KTH/Nordita/SU seminar in Theoretical Physics

Photon Emission Processes Near Superconducting Bodies

by Bo-Sture Skagerstam (Trondheim)

Europe/Stockholm
FA31

FA31

Description

As was already pointed out by E.M. Purcell in 1948, the rate of spontaneous emission of atoms will be modified due to the presence of a dielectric body. Spontaneous emission can be thought of as a physical process, where the emission of a photon is stimulated by vacuum fluctuations. The presence of a medium will change the properties of the vacuum and, hence, also the rate for decay processes. This so called Purcell effect has been one of several central topics in the field of modern experimental cavity quantum electrodynamics.

In current investigations and engineering of nano-scale atom microtraps, this issue is also of fundamental importance since such spontaneous emission processes, due to hyperfine spin-flip transitions, have a direct bearing on the stability of atom chips.
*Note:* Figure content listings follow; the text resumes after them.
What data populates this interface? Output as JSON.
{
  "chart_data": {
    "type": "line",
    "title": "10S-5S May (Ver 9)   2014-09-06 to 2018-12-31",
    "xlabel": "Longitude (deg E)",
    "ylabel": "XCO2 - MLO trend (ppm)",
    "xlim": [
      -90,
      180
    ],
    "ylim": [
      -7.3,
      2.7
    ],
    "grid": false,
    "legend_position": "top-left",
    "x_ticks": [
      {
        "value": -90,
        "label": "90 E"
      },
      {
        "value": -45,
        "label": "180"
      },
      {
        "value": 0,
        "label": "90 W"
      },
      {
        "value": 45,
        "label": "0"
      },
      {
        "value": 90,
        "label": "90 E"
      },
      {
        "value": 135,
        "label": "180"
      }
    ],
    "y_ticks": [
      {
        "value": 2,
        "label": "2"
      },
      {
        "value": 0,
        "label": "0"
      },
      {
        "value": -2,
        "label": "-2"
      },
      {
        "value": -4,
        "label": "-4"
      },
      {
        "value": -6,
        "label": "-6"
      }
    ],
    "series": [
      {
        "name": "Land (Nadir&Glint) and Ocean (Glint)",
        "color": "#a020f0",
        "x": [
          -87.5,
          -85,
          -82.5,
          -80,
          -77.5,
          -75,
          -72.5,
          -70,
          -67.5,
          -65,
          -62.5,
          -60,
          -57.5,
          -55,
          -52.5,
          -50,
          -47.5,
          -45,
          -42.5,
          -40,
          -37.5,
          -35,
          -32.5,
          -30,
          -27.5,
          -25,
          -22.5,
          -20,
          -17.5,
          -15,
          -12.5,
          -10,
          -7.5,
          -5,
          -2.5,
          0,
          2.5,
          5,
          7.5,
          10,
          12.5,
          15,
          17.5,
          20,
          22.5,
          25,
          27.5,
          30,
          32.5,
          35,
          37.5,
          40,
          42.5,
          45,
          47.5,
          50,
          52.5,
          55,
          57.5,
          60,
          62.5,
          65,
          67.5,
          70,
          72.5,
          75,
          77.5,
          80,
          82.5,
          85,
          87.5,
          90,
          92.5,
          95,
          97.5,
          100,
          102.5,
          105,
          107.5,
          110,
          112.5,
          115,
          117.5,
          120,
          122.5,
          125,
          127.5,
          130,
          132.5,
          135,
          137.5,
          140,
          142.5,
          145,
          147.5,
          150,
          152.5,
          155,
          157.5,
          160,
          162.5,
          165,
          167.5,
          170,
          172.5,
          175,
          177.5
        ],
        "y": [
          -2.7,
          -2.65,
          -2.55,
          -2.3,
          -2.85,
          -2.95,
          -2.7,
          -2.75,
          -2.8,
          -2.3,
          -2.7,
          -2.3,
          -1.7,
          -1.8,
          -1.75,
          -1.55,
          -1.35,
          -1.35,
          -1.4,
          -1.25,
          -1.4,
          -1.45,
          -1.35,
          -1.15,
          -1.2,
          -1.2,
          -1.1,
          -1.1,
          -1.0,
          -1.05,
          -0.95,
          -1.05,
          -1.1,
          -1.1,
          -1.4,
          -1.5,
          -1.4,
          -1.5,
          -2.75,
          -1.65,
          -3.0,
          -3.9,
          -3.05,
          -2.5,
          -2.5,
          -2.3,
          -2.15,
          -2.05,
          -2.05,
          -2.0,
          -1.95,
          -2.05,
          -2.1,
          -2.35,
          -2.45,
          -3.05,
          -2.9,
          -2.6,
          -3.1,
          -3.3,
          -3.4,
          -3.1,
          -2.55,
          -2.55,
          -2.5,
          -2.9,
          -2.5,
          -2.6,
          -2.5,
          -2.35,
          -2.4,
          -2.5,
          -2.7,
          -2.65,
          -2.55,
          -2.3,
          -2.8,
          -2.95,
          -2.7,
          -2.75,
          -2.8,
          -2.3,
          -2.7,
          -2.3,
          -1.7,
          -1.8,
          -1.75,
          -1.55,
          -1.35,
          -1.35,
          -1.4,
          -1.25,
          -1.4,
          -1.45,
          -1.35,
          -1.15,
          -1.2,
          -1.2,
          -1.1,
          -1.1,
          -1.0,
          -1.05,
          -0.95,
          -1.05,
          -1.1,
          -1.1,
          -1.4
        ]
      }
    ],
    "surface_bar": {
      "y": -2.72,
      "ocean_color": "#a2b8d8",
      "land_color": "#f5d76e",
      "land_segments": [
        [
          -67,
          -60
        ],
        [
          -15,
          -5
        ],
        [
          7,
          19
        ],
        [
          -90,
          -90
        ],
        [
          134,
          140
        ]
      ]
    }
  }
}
In the present talk, we give a brief introduction to some of these issues in terms of photon emission due to a magnetic spin-flip transition of a two-level atom in the vicinity of a dielectric body like a normal conducting metal or a superconductor. In the analysis of this physical system one has to address issues like the notion of a photon propagating close to or in a dissipative medium. A simpler but analogues problem is how to quantize a damped harmonic oscillator.

For temperatures below the critical temperature of a superconductor, the corresponding spin-flip lifetime can be boosted by almost twenty orders of magnitude as compared to the case of a normal conducting body! This recent finding of ours has opened up the window for the design of new superconductor based atom chips.